When I was a kid, I used to slip under the table at family gatherings and eavesdrop. I was fascinated by the inner workings of the relationships between parent and child, sister and brother, husband and wife. I loved hearing what people said to one another when they thought no one else was listening. Later, I’d write stories that were all in some way about my family—an attempt to make sense of what I’d heard.
This is still essentially how I approach fiction writing today. I can’t get away with hiding under the table anymore, but I’m always observing strangers on the subway or in a restaurant. Memorizing the parts of them that are on display and imagining the rest.
Since even the nosiest among us rarely know what’s going on inside someone else’s marriage. In The Engagements, I wanted to write about what happens to two people behind closed doors.
There are four couples in the novel. Their stories take place in four different decades. I chose this approach so I could explore how marriage has evolved over the last century. We tend to think of marriage as a static thing, but in fact, it has changed enormously from one decade to the next. So much so that I think we sometimes forget that it was only a little over forty years ago that a black man and a white woman could not marry in this country; that a woman needed her husband’s permission to get a credit card. When I started writing the book, the laws around same-sex marriage were also beginning to change. Among other things, I wanted to delve into how societal and legal constraints have shaped the lives of individuals.
A few of the characters had been floating around in my head for some time. Years ago, at a wedding, I met a couple who had been married for decades, and came together in the first place because of a mutual loss. I based Evelyn and Gerald’s story on them. And I kept thinking about paramedics—what was it like for them to go into the homes of strangers, whose only common trait was the fact that they weren’t expecting to need an ambulance that day? And so James came into being. Delphine started as an image: A beautiful French woman trashing the apartment of a man who had wronged her. Well-behaved women (women like me, who would never dream of making a scene) tend to like Delphine best.

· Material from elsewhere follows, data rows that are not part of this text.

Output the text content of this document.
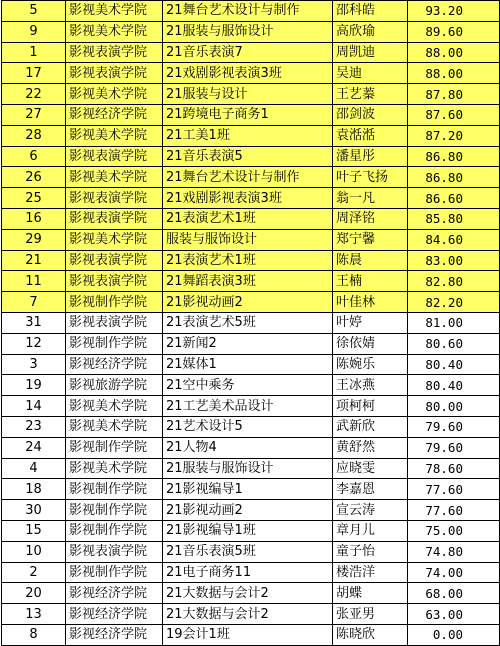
5	影视美术学院	21舞台艺术设计与制作	邵科皓	93.20
9	影视美术学院	21服装与服饰设计	高欣瑜	89.60
1	影视表演学院	21音乐表演7	周凯迪	88.00
17	影视表演学院	21戏剧影视表演3班	吴迪	88.00
22	影视美术学院	21服装与设计	王艺蓁	87.80
27	影视经济学院	21跨境电子商务1	邵剑波	87.60
28	影视美术学院	21工美1班	袁湉湉	87.20
6	影视表演学院	21音乐表演5	潘星彤	86.80
26	影视美术学院	21舞台艺术设计与制作	叶子飞扬	86.80
25	影视表演学院	21戏剧影视表演3班	翁一凡	86.60
16	影视表演学院	21表演艺术1班	周泽铭	85.80
29	影视美术学院	服装与服饰设计	郑宁馨	84.60
21	影视表演学院	21表演艺术1班	陈晨	83.00
11	影视表演学院	21舞蹈表演3班	王楠	82.80
7	影视制作学院	21影视动画2	叶佳林	82.20
31	影视表演学院	21表演艺术5班	叶婷	81.00
12	影视制作学院	21新闻2	徐依婧	80.60
3	影视经济学院	21媒体1	陈婉乐	80.40
19	影视旅游学院	21空中乘务	王冰燕	80.40
14	影视美术学院	21工艺美术品设计	项柯柯	80.00
23	影视美术学院	21艺术设计5	武新欣	79.60
24	影视制作学院	21人物4	黄舒然	79.60
4	影视美术学院	21服装与服饰设计	应晓雯	78.60
18	影视制作学院	21影视编导1	李嘉恩	77.60
30	影视制作学院	21影视动画2	宣云涛	77.60
15	影视制作学院	21影视编导1班	章月儿	75.00
10	影视表演学院	21音乐表演5班	童子怡	74.80
2	影视制作学院	21电子商务11	楼浩洋	74.00
20	影视经济学院	21大数据与会计2	胡蝶	68.00
13	影视经济学院	21大数据与会计2	张亚男	63.00
8	影视经济学院	19会计1班	陈晓欣	0.00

This cast of characters allowed me to write about marriage in all its complexity and at various stages. About why we choose the mates we do, and what happens next. James married his high school sweetheart and they’re in that frenzied period when kids are young, money is short, and there’s very little time for each other. Evelyn and Gerald are retired, long-married, but struggling with their son’s divorce. Delphine leaves a passionless marriage for a thrilling affair. And Kate resists the very idea of marriage.
Eventually, all their stories intersect. I hope readers will enjoy finding out how, and listening in as it all unfolds.